瞬間、時が止まった───ような錯覚にシャナは襲われる。その原因は、天から降り注ぐ炎の雨。唐突に中空で制止した銀の雫。
「これもそろそろ、終わりで良いね」
右掌を前に広げて、そして握る。その指の動きに合わせて、全ての銀炎が収束された。
最も防御が拙かった、キアラへと。
「──────」
夥しい数の炎弾による、全方位からの同時攻撃。頭上の豪雨を撃ち落としていただけの今までの攻撃とは訳が違う。何よりも、それまでの傾向から自分の横に落ちる炎は至近であっても放置してきた事が、キアラに一切の防御を許さなかった。
「うあ……!」
真横、真後ろ、真ん前。至近距離の炎弾が一瞬と待たずにキアラを襲い、怯む少女に そのまま灼熱の銀が殺到し続ける。
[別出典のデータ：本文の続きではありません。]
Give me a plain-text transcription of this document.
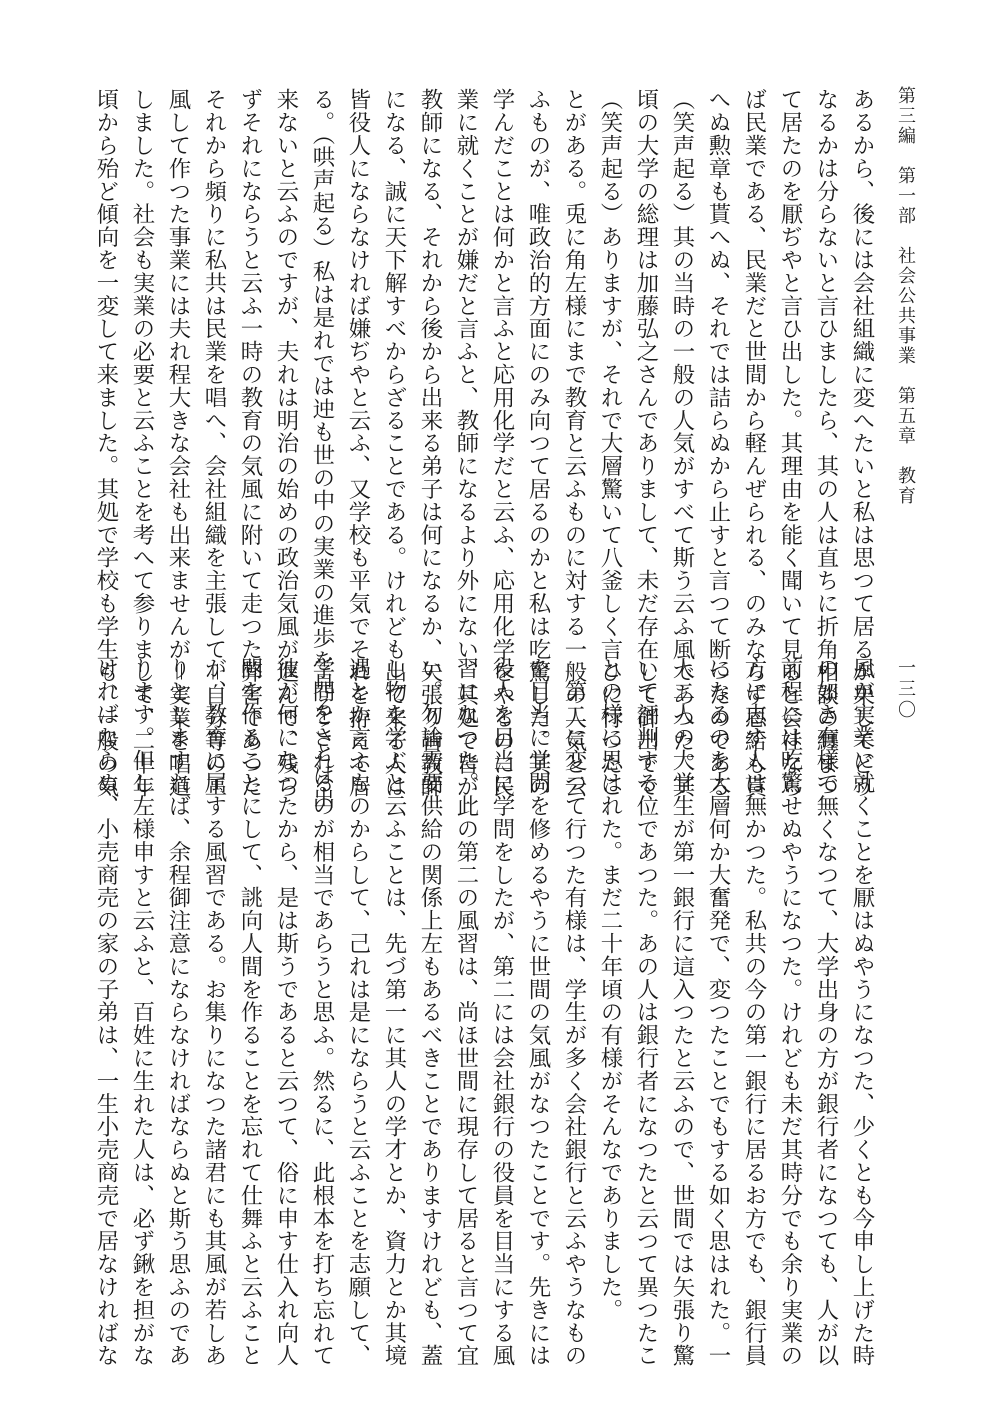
第三編　第一部　社会公共事業　第五章　教育
一三〇
あるから、後には会社組織に変へたいと私は思つて居るが果してどう
なるかは分らないと言ひましたら、其の人は直ちに折角相談の纏まつ
て居たのを厭ぢやと言ひ出した。其理由を能く聞いて見ると会社なら
ば民業である、民業だと世間から軽んぜられる、のみならず恩給も貰
へぬ勲章も貰へぬ、それでは詰らぬから止すと言つて断つたのである
（笑声起る）其の当時の一般の人気がすべて斯う云ふ風であつた。其
頃の大学の総理は加藤弘之さんでありまして、未だ存在して御出でで
（笑声起る）ありますが、それで大層驚いて八釜しく言ひに行つたこ
とがある。兎に角左様にまで教育と云ふものに対する一般の人気と云
ふものが、唯政治的方面にのみ向つて居るのかと私は吃驚した。其の
学んだことは何かと言ふと応用化学だと云ふ、応用化学をやるのに民
業に就くことが嫌だと言ふと、教師になるより外にない、其処で皆が
教師になる、それから後から出来る弟子は何になるか、矢張り皆教師
になる、誠に天下解すべからざることである。けれども出て来る人は
皆役人にならなければ嫌ぢやと云ふ、又学校も平気でそれを拵えて居
る。（哄声起る）私は是れでは迚も世の中の実業の進歩を見ることは出
来ないと云ふのですが、夫れは明治の始めの政治気風が進んで、残ら
ずそれにならうと云ふ一時の教育の気風に附いて走つた弊害であつた
それから頻りに私共は民業を唱へ、会社組織を主張して＝自分等の工
風して作つた事業には夫れ程大きな会社も出来ませんが＝実業を唱道
しました。社会も実業の必要と云ふことを考へて参りまして、二十年
頃から殆ど傾向を一変して来ました。其処で学校も学生も、一般の気
風が実業に就くことを厭はぬやうになつた、少くとも今申し上げた時
の如き有様で無くなつて、大学出身の方が銀行者になつても、人が以
前程には吃驚せぬやうになつた。けれども未だ其時分でも余り実業の
方に志す人は無かつた。私共の今の第一銀行に居るお方でも、銀行員
になるのを大層何か大奮発で、変つたことでもする如く思はれた。一
人二人の大学生が第一銀行に這入つたと云ふので、世間では矢張り驚
いて評判する位であつた。あの人は銀行者になつたと云つて異つたこ
との様に思はれた。まだ二十年頃の有様がそんなでありました。
　第二に変つて行つた有様は、学生が多く会社銀行と云ふやうなもの
を目当に学問を修めるやうに世間の気風がなつたことです。先きには
役人を目当に学問をしたが、第二には会社銀行の役員を目当にする風
習になつた。此の第二の風習は、尚ほ世間に現存して居ると言つて宜
い。勿論需要供給の関係上左もあるべきことでありますけれども、蓋
し物を学ぶと云ふことは、先づ第一に其人の学才とか、資力とか其境
遇とか言ふものからして、己れは是にならうと云ふことを志願して、
学問をされるのが相当であらうと思ふ。然るに、此根本を打ち忘れて
彼が何になつたから、是は斯うであると云つて、俗に申す仕入れ向人
間を作ることにして、誂向人間を作ることを忘れて仕舞ふと云ふこと
が、教育に属する風習である。お集りになつた諸君にも其風が若しあ
りとしますれば、余程御注意にならなければならぬと斯う思ふのであ
ります。但し左様申すと云ふと、百姓に生れた人は、必ず鍬を担がな
ければならぬ、小売商売の家の子弟は、一生小売商売で居なければな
いかに半端な炎弾とはいえ、これだけの量を一斉に叩き込まれては一溜まりも無い。
「三人目」
キアラの墜落を見届けてから、悠二は最後に空を見上げる。
そこに浮かぶのは、訳の判らぬ内に味方を一人残らず失ったレベッカ・リード。
「あの自在法は、端から“贄殿の”と“平の字”の援護だったって訳か。食えねえ野郎だ」
「言っただろ。“僕たちの”力を見せるってさ」
そう、余りの規模ゆえに最初は考えもしなかったが、悠二の降らせた銀の豪雨は単なる援護射撃だったのだ。
平井やシャナには効かない炎の自在法で敵全員の注意力を奪い、動きを止める。その間に平井が相性の良いカムシンを倒し、シャナは姿を隠す。
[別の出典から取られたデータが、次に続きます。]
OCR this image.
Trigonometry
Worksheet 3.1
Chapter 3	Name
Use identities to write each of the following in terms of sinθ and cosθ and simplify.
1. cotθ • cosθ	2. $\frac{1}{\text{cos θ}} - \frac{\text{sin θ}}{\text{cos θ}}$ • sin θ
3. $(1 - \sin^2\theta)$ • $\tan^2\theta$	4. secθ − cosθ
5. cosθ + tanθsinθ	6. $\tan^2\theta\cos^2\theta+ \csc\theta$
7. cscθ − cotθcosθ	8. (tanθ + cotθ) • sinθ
あの豪雨の中、気配を持たず自在法も効かないシャナが敵の背後を取るのは、さして難しくはなかった。
「(トドメは刺さず、か。こりゃホントの目的もバレてんなぁ。ったく、これじゃ俺達の方がカッコつかねえじゃねーか)」
既に戦況は一対三。普通なら迷わず逃げる場面だが、レベッカは敢えて挑戦を選ぶ。
先程まで炎の豪雨を防いでいた自在式……そこに長々と吸収、蓄積していた炎を巨大な桃色の光球に変えて浮かべた。
「やっぱり器用だな」
「お前が言うなっての。イヤミにしか聞こえねーから」
特大の光球が、眼下の悠二 目掛けて高速で放たれる。凝縮された高熱の塊は一直線に悠二に伸び───『グランマティカ』の鱗壁にぶつかって弾けた。
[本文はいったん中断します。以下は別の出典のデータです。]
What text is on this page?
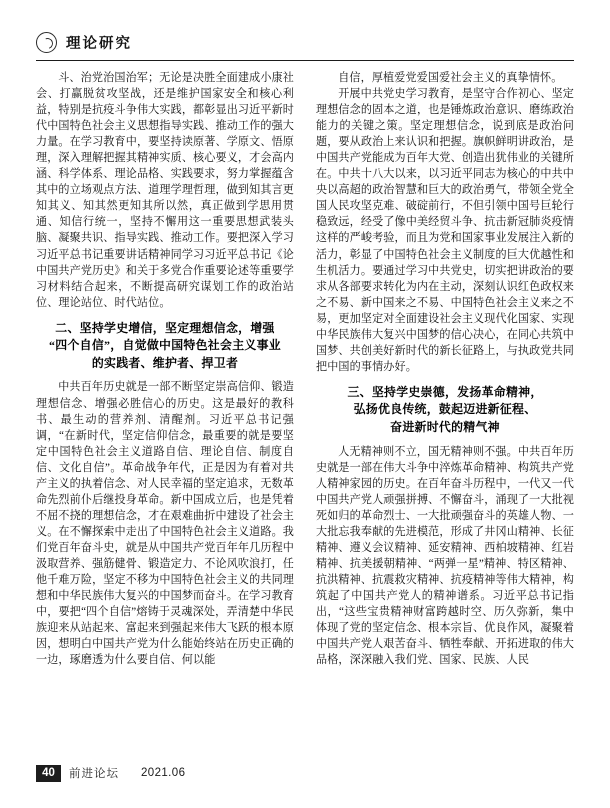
理论研究

斗、治党治国治军；无论是决胜全面建成小康社会、打赢脱贫攻坚战，还是维护国家安全和核心利益，特别是抗疫斗争伟大实践，都彰显出习近平新时代中国特色社会主义思想指导实践、推动工作的强大力量。在学习教育中，要坚持读原著、学原文、悟原理，深入理解把握其精神实质、核心要义，才会高内涵、科学体系、理论品格、实践要求，努力掌握蕴含其中的立场观点方法、道理学理哲理，做到知其言更知其义、知其然更知其所以然，真正做到学思用贯通、知信行统一，坚持不懈用这一重要思想武装头脑、凝聚共识、指导实践、推动工作。要把深入学习习近平总书记重要讲话精神同学习习近平总书记《论中国共产党历史》和关于多党合作重要论述等重要学习材料结合起来，不断提高研究谋划工作的政治站位、理论站位、时代站位。

二、坚持学史增信，坚定理想信念，增强
“四个自信”，自觉做中国特色社会主义事业
的实践者、维护者、捍卫者

中共百年历史就是一部不断坚定崇高信仰、锻造理想信念、增强必胜信心的历史。这是最好的教科书、最生动的营养剂、清醒剂。习近平总书记强调，“在新时代，坚定信仰信念，最重要的就是要坚定中国特色社会主义道路自信、理论自信、制度自信、文化自信”。革命战争年代，正是因为有着对共产主义的执着信念、对人民幸福的坚定追求，无数革命先烈前仆后继投身革命。新中国成立后，也是凭着不屈不挠的理想信念，才在艰难曲折中建设了社会主义。在不懈探索中走出了中国特色社会主义道路。我们党百年奋斗史，就是从中国共产党百年年几历程中汲取营养、强筋健骨、锻造定力、不论风吹浪打，任他千难万险，坚定不移为中国特色社会主义的共同理想和中华民族伟大复兴的中国梦而奋斗。在学习教育中，要把“四个自信”熔铸于灵魂深处，弄清楚中华民族迎来从站起来、富起来到强起来伟大飞跃的根本原因，想明白中国共产党为什么能始终站在历史正确的一边，琢磨透为什么要自信、何以能

自信，厚植爱党爱国爱社会主义的真挚情怀。

开展中共党史学习教育，是坚守合作初心、坚定理想信念的固本之道，也是锤炼政治意识、磨练政治能力的关键之策。坚定理想信念，说到底是政治问题，要从政治上来认识和把握。旗帜鲜明讲政治，是中国共产党能成为百年大党、创造出犹伟业的关键所在。中共十八大以来，以习近平同志为核心的中共中央以高超的政治智慧和巨大的政治勇气，带领全党全国人民攻坚克难、破碇前行，不但引领中国号巨轮行稳致远，经受了像中美经贸斗争、抗击新冠肺炎疫情这样的严峻考验，而且为党和国家事业发展注入新的活力，彰显了中国特色社会主义制度的巨大优越性和生机活力。要通过学习中共党史，切实把讲政治的要求从各部要求转化为内在主动，深刻认识红色政权来之不易、新中国来之不易、中国特色社会主义来之不易，更加坚定对全面建设社会主义现代化国家、实现中华民族伟大复兴中国梦的信心决心，在同心共筑中国梦、共创美好新时代的新长征路上，与执政党共同把中国的事情办好。

三、坚持学史崇德，发扬革命精神，
弘扬优良传统，鼓起迈进新征程、
奋进新时代的精气神

人无精神则不立，国无精神则不强。中共百年历史就是一部在伟大斗争中淬炼革命精神、构筑共产党人精神家园的历史。在百年奋斗历程中，一代又一代中国共产党人顽强拼搏、不懈奋斗，涌现了一大批视死如归的革命烈士、一大批顽强奋斗的英雄人物、一大批忘我奉献的先进模范，形成了井冈山精神、长征精神、遵义会议精神、延安精神、西柏坡精神、红岩精神、抗美援朝精神、“两弹一星”精神、特区精神、抗洪精神、抗震救灾精神、抗疫精神等伟大精神，构筑起了中国共产党人的精神谱系。习近平总书记指出，“这些宝贵精神财富跨越时空、历久弥新，集中体现了党的坚定信念、根本宗旨、优良作风，凝聚着中国共产党人艰苦奋斗、牺牲奉献、开拓进取的伟大品格，深深融入我们党、国家、民族、人民

40	前进论坛 2021.06
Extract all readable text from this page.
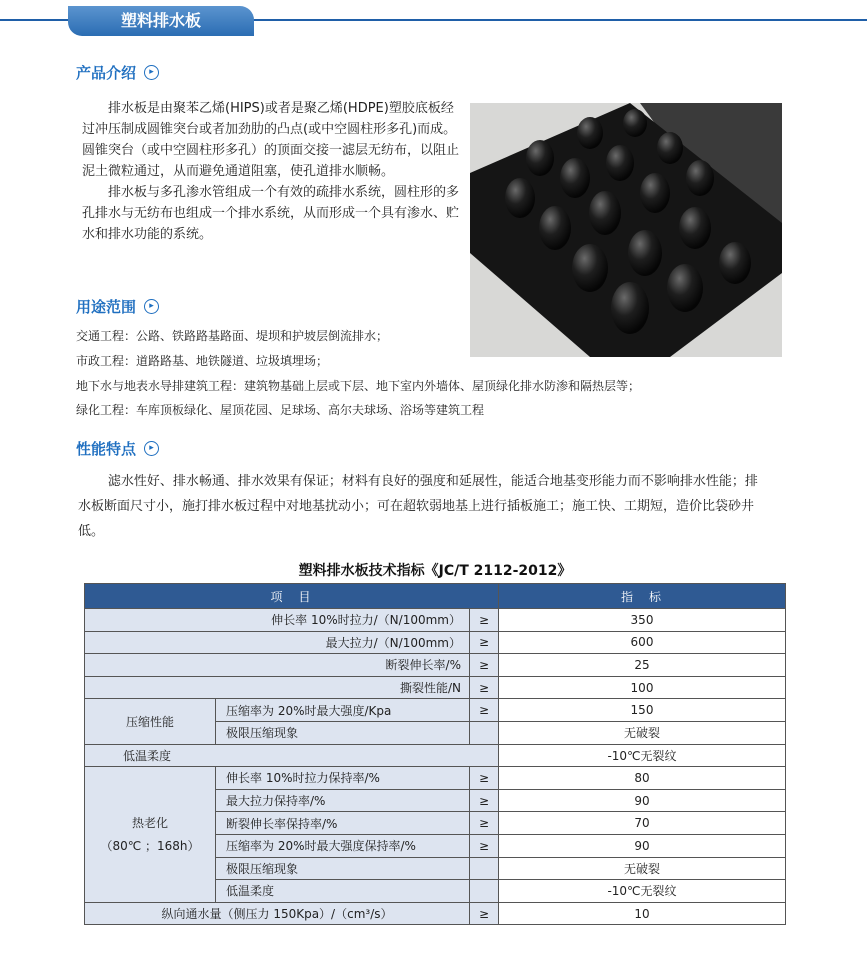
塑料排水板
产品介绍	▸

排水板是由聚苯乙烯(HIPS)或者是聚乙烯(HDPE)塑胶底板经过冲压制成圆锥突台或者加劲肋的凸点(或中空圆柱形多孔)而成。圆锥突台（或中空圆柱形多孔）的顶面交接一滤层无纺布，以阻止泥土微粒通过，从而避免通道阻塞，使孔道排水顺畅。

排水板与多孔渗水管组成一个有效的疏排水系统，圆柱形的多孔排水与无纺布也组成一个排水系统，从而形成一个具有渗水、贮水和排水功能的系统。

用途范围	▸
交通工程：公路、铁路路基路面、堤坝和护坡层倒流排水；
市政工程：道路路基、地铁隧道、垃圾填埋场；
地下水与地表水导排建筑工程：建筑物基础上层或下层、地下室内外墙体、屋顶绿化排水防渗和隔热层等；
绿化工程：车库顶板绿化、屋顶花园、足球场、高尔夫球场、浴场等建筑工程
性能特点	▸

滤水性好、排水畅通、排水效果有保证；材料有良好的强度和延展性，能适合地基变形能力而不影响排水性能；排水板断面尺寸小，施打排水板过程中对地基扰动小；可在超软弱地基上进行插板施工；施工快、工期短，造价比袋砂井低。

塑料排水板技术指标《JC/T 2112-2012》
项　目			指　标
伸长率 10%时拉力/（N/100mm）		≥	350
最大拉力/（N/100mm）		≥	600
断裂伸长率/%		≥	25
撕裂性能/N		≥	100
压缩性能	压缩率为 20%时最大强度/Kpa	≥	150
	极限压缩现象		无破裂
低温柔度			-10℃无裂纹

热老化
（80℃ ；168h）	伸长率 10%时拉力保持率/%	≥	80
	最大拉力保持率/%	≥	90
	断裂伸长率保持率/%	≥	70
	压缩率为 20%时最大强度保持率/%	≥	90
	极限压缩现象		无破裂
	低温柔度		-10℃无裂纹
纵向通水量（侧压力 150Kpa）/（cm³/s）		≥	10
視界を埋め尽くす程に溢れかえる桃色の爆炎……が、晴れるよりも早く、
「私が相手」
高熱の炎を そよ風のように突き抜けて、シャナが空に躍り出た。
光球で弾幕を張りながら距離を取ろうとするレベッカ。その攻撃の全てを意にも介さず すり抜けて、神通無比の大太刀が迫る。
「あーもうっ、やっぱ無理だよなぁ!」
レベッカは本来、接近戦も熟せる。だがそれは、高速の接近戦にも対応できる速さと精度で自在法を使える、という意味だ。ゆえに彼女は武器を持たず、ゆえに彼女は……
「うっお!?」
肉体一つで、シャナの剣技を凌がなければならない。
「(速……すぎ……!)」
そして、そんな事はレベッカには不可能だった。
白刃の嵐が猛然と彼女を襲い、やがて反撃どころか回避すら追い付かなくなり……
「斬る!」
一閃の斬撃が、レベッカの胴体を袈裟に薙いだ。
鮮血を撒いて力を失い、落下する前にシャナに襟首を掴まれる討ち手の姿を……無傷の悠二が見上げていた。
「四人目……と。ふぅ、やっと終わった」
長い間 炎の豪雨を受け止め、束ねたレベッカの一撃を……悠二の『グランマティカ』は完全に防いでいた。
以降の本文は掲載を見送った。